Mais la FTC mène une bataille difficile alors que l’industrie de 35,2 milliards de dollars évolue rapidement, grâce à Internet. Contrairement aux MLM d’antan qui s’appuyaient sur le porte-à-porte, les distributeurs MLM d’aujourd’hui peuvent atteindre des millions de recrues potentielles dans le monde entier sur Facebook, Instagram et d’autres réseaux sociaux. Les messages privés, que les organismes de réglementation comme la FTC ne peuvent pas surveiller, font partie des outils de marketing des distributeurs. Les réseaux sociaux “peuvent être comme un laboratoire de tromperie”, explique Kati Daffan, directrice adjointe de la FTC chargée des pratiques commerciales. “Vous avez tous ces membres en compétition les uns avec les autres pour tromper plus de gens. Et ils peuvent le faire comme ils le veulent si personne ne les regarde d’en haut.”

Et avec autant de personnes sans emploi, il y a un public avide. La Direct Selling Association (DSA), le groupe commercial représentant les MLM, indique que 51% des 51 entreprises qui ont participé à une enquête début juin ont déclaré que COVID-19 a eu un impact “positif” sur leurs revenus de 2020 ; 59% ont déclaré la même chose dans une enquête ultérieure. Le président de la DSA, Joseph Mariano, affirme que certains vendeurs ont gonflé les récompenses potentielles de l’investissement dans leurs entreprises. “Vous avez inévitablement quelques personnes trop zélées qui disent des choses qu’elles ne devraient peut-être pas dire”, dit-il. “Lorsque vous avez une population vulnérable de personnes qui ont perdu leur emploi ou qui s’inquiètent de perdre leur emploi, le fait est que … la vente directe est généralement une opportunité de revenu complémentaire modeste. Ce n’est pas quelque chose qui va vous rendre riche”. M. Mariano indique que l’AVD a collaboré avec le Bureau d’éthique commerciale pour contrôler les allégations concernant les avantages des produits et les gains potentiels des vendeurs. Le Conseil d’autorégulation de la vente directe financé par la DSA a transmis quatre cas à la FTC cette année pour enquêter sur d’éventuelles faussetés.
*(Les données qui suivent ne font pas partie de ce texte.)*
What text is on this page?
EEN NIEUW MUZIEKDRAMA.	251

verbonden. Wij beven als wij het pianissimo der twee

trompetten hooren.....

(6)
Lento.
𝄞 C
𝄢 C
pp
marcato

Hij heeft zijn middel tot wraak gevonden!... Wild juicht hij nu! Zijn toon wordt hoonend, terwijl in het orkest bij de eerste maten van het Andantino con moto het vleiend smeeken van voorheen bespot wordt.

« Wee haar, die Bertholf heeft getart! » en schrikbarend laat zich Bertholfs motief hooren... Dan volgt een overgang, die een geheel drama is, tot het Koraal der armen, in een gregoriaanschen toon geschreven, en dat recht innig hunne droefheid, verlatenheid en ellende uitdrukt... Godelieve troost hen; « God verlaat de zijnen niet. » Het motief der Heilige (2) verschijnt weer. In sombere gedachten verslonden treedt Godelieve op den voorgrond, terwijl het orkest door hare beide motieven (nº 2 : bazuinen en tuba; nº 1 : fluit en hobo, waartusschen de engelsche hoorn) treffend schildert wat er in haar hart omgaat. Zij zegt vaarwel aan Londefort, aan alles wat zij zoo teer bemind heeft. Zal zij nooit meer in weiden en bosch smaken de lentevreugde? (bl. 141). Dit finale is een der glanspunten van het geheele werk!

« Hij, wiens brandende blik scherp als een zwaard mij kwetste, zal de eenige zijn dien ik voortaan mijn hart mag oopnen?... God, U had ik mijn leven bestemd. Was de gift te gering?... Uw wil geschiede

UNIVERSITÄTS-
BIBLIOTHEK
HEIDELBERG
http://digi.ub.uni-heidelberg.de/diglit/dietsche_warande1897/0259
Mais les récessions ont tendance à être bonnes pour les MLM, et cette récession ne montre aucun signe d’apaisement, car les nouvelles épidémies de COVID-19 ralentissent les réouvertures. Pendant la Grande Récession de 2007-09, le nombre de vendeurs de MLM a commencé à augmenter et est passé de 15,1 millions en 2008 à 18,2 millions en 2014, selon un rapport de l’ASD.

Le soutien des célébrités a aidé. La star du football Cristiano Ronaldo, la gourou du style de vie Rachel Hollis, les anciens présidents George W. Bush et Bill Clinton (après qu’ils aient quitté leurs fonctions) et le simple citoyen Donald J. Trump sont apparus, au fil des ans, lors d’événements MLM ou ont soutenu des entreprises. De nombreux influenceurs et athlètes les soutiennent encore, alors que les distributeurs signent pour vendre tout, des leggings aux produits de cuisine maison.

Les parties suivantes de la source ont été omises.